Miller did not provide many details about how the bids compared, but Air Force officials said on Friday the Northrop plane was superior and offered more for the money.

This could make it difficult for Boeing supporters in Congress to argue for a reversal of the Air Force decision, and might give Boeing pause about protesting it.

In a report on Monday, Thompson wrote that Boeing matched the appeal of the Northrop bid only in the area of proposal risk. And that came only after Air Force reviewers pressed Boeing to stretch out its aggressive development schedule for a new version of its 767 jet, which added to the cost.

The Boeing proposal was initially rated "high-risk" because reviewers worried that Boeing's plan to build a new version of the 767 using parts from other versions would add to the cost.

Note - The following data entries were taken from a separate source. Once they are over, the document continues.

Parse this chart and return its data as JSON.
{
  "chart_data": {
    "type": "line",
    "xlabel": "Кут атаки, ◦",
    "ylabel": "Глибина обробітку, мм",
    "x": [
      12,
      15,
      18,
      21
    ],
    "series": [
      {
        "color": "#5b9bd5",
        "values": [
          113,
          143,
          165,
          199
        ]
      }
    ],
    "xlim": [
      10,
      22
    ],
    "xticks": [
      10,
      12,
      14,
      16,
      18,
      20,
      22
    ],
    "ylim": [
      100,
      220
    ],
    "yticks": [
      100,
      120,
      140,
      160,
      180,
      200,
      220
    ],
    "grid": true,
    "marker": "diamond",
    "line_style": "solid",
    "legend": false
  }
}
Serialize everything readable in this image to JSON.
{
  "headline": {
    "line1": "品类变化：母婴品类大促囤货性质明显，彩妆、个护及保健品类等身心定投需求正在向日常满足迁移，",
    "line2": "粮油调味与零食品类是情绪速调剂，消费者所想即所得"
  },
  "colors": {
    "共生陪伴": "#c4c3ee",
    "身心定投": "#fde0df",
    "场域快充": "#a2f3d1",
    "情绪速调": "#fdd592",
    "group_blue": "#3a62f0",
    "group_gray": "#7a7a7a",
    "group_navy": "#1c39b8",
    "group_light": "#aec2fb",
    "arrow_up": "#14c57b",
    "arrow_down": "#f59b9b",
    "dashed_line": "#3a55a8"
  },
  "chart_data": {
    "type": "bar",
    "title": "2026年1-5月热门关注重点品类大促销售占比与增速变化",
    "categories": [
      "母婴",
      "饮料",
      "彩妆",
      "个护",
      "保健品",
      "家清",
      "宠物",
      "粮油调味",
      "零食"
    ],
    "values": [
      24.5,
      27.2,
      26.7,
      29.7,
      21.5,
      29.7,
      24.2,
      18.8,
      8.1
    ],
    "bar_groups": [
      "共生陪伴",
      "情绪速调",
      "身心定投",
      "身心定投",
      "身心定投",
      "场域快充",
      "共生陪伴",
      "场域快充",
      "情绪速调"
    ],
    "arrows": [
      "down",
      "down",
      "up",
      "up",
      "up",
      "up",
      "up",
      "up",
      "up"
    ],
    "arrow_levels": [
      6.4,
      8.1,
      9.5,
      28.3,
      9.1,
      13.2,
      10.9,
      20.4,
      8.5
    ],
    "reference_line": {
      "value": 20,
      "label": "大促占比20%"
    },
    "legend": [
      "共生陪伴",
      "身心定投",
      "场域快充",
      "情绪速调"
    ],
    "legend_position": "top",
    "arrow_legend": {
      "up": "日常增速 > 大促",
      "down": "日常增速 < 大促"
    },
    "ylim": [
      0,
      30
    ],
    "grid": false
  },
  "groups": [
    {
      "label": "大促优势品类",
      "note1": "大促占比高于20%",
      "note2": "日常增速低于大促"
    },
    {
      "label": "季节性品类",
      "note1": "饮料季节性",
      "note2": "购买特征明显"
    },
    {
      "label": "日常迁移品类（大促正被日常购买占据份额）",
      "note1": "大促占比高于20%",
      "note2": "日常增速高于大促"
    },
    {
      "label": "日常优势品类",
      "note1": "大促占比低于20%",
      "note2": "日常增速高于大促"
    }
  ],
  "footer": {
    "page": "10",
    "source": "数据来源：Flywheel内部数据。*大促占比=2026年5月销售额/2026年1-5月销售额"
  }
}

Northrop proposed a tanker based on the Airbus A330 aircraft built by Europe's EADS (EAD.PA: Quote, Profile, Research). Northrop-EADS won in four of the five criteria set by the Air Force: mission capability, past performance, price, and an integrated fleet assessment, according to Thompson.

"Although some observers expected that the Northrop team would offer a better price, nobody expected that they would be better in every significant regard," Thompson told Reuters.

The Air Force will buy 179 refueling planes over the next 15 years to begin replacing its Boeing-built KC-135 tankers, on average 47 years old. The new planes will refuel fighter jets and other warplanes in midair, extending their range.

Thompson's report said Air Force reviewers concluded that buying the Boeing tanker would have resulted in a slower replacement rate. They predicted that Northrop would have "49 superior tankers operating by 2013, whereas if they went with the Boeing proposal, they would have only 19 considerably less capable planes in that year," he wrote.

Northrop's refueling capacity was seen as superior at a range of 1,000 nautical miles and "substantially superior" at 2,000 miles, Thompson said.

Air Force reviewers were also less confident about Boeing's past performance due to "poor execution" in three relevant programs, including long-delayed tanker deliveries to Japan and Italy, Thompson said. Northrop got higher ratings due to "satisfactory" execution on six programs considered relevant.

Boeing has said it would review its options and whether it would file a protest after it receives a detailed briefing from the Air Force around March 12.

The Government Accountability Office (GAO) that reviews contract protests said Boeing had five days to file a protest after the briefing if it wanted to halt Northrop work on the contract, and 10 days to file a regular protest.